A lot eyes fairly rolled in the cycling community when Talk of the Nation announced it would have a segment on today's show asking whether bicyclists are their own worst enemy.
The topic is a minefield for anyone to wade into; they don't come much more emotional as we've found on NewsCut a number of times.
Spawning today's show was Bill Strickland, the editor-at-large for Bicycling Magazine, which published a piece in the latest issue, "We Met the Enemy." The article details the fight between pedestrians and cyclists over more bike lanes in New York.
It theorizes that when bikes are few, protestations about occasional rule-breaking are also few. But now, cycling has increased, requiring more self-enforcement.
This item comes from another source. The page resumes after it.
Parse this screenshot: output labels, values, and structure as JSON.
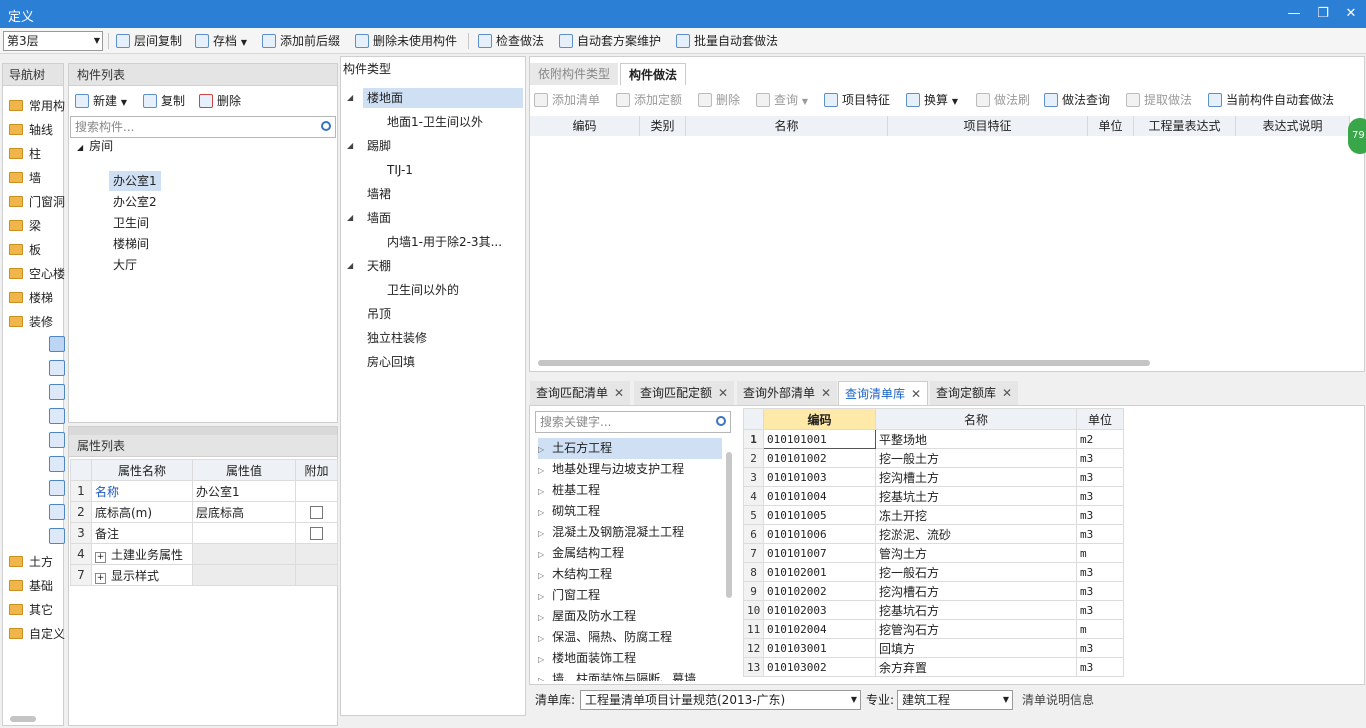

Tom Vanderbilt, author of the New York Times bestseller Traffic: Why We Drive the Way We Do (and What It Says about Us), said, "A Harvard researcher talks about the 'four stages' of social norm change: silly, controversial, progressive, then obvious. In the first stage, we had a sort of reflexive denial: New York isn't Europe, that won't work here, etc. I think we're somewhere between the second and third stage when it comes to cycling in New York; opponents are finding they can't make viable arguments against cycling as a transportation mode on safety or traffic-flow reasons, so now it's more about the left-wing, Copenhagenizing cabal."
In the fourth stage, Vanderbilt explained as I joined him on a weekend ride out of the city to the pretty town of Nyack, on the Hudson River, changes such as bike lanes are widely considered not just positive elements but so desirable as to be obvious needs.
Vanderbilt is also on today's show.
I've had very few issues while on a bicycle in downtown area (sure a few motorists attempt to murder me every now and then, but those same motorists try to hit my car, buses, police cars, and anything else that a car could hit...) it's the suburbs where people aren't looking for bikes, where the lights don't change for bikes because the sensors aren't set to detect a cyclist... that is where the danger is... even rural roads, people are surprised to see a cyclist and give a wide birth generally, suburbs and low density urban areas where bicycles are common enough to not get a second glance, but rare enough that people don't know that they can kill one with a automobile.
In my suburb, we have dedicated bike paths, tons of them. I wonder if that makes it more problematic for the cyclists who ride on the shoulder?
Lots of suburbs have dedicated bike paths that are really just sidewalks in disguise, and sidewalks are the most dangerous places to ride bikes. The problem comes when the path crosses a street. Motorists don't expect a bike to come flying out onto the road, so an accident is far more likely than if the cyclist had just been on the road all along.
I think the fight between pedestrians bikers and cars is very apparent on a typical nice sunny day around the Lakes. There you will find the extreme bikers who will push 20mph in the bike lanes and then yell at anyone in their way. There you will find those bikers who will fly through red lights even though there is on coming traffic. I understand that there are those drivers who do not look for bikers--whether downtown or at the lakes--which make biking very difficult, but let's not forget about the bikers.
Cyclists are their own worst enemies = hoodie wearers are their own worst enemies.
The few lawbreakers have made it more dangerous and challenging for the vast majority who are law-abiding and considerate.
When I'm cycling, I notice the motorists who try to kill me/don't see me/see me but almost kill me anyway (I follow the laws of the road, btw). When I'm driving in my car, I notice all the cyclists who don't stop for red lights or stop signs, who think they have pedestrians' rights, who get so outraged that they would probably beat me up if they could for tapping on my horn to warn them of something they're doing that's stupid or dangerous.
I'm a bike rider (rode my bike to work today!). When I come up to an intersection I am constantly looking at the traffic. If there is not a need for me to slow down or stop, I don't. Why is that OK? Because it is just me an my 30 lb. bike, not me and a 3000 lb. car. If I need to stop quickly, I can -- I can stop much faster than a car. If I hit a car (which I'm not going to, because I have nothing blocking my vision and I'm not talking on my phone), I suffer the most. Yes, the car might get a dent, but it is much different from being hit by a car. Needlessly slowing down or stopping makes my ride harder and slower. Needlessly slowing down or stopping when driving a car doesn't delay you a bit (because somewhere along your drive you are going to have a necessary stop which will be shorter by 5 seconds because of the 5 second unnecessary stop you had earlier).
Jeff - good points all. But I would hate to see them on your tombstone.
The reality is that drivers are not as aware as they could/should be, and if you break traffic laws and get killed or injured, you're not only at fault legally, but you have burdened the driver with a lifetime of guilt.
Get the laws changed, or hear a lot of "serves 'em right" from the grave.
Perhaps I should have pointed out that, along with NOT stopping or slowing down if there is NOT a reason to, I DO slow down or stop if there IS a reason to. They won't be saying "serves 'em right" as they bury me because I won't be at fault. Even if I do have the right of way at, say, an intersection with a stop sign for the car on the other street, I'm going to be constantly on my guard to make sure that the driver sees me and *does* stop.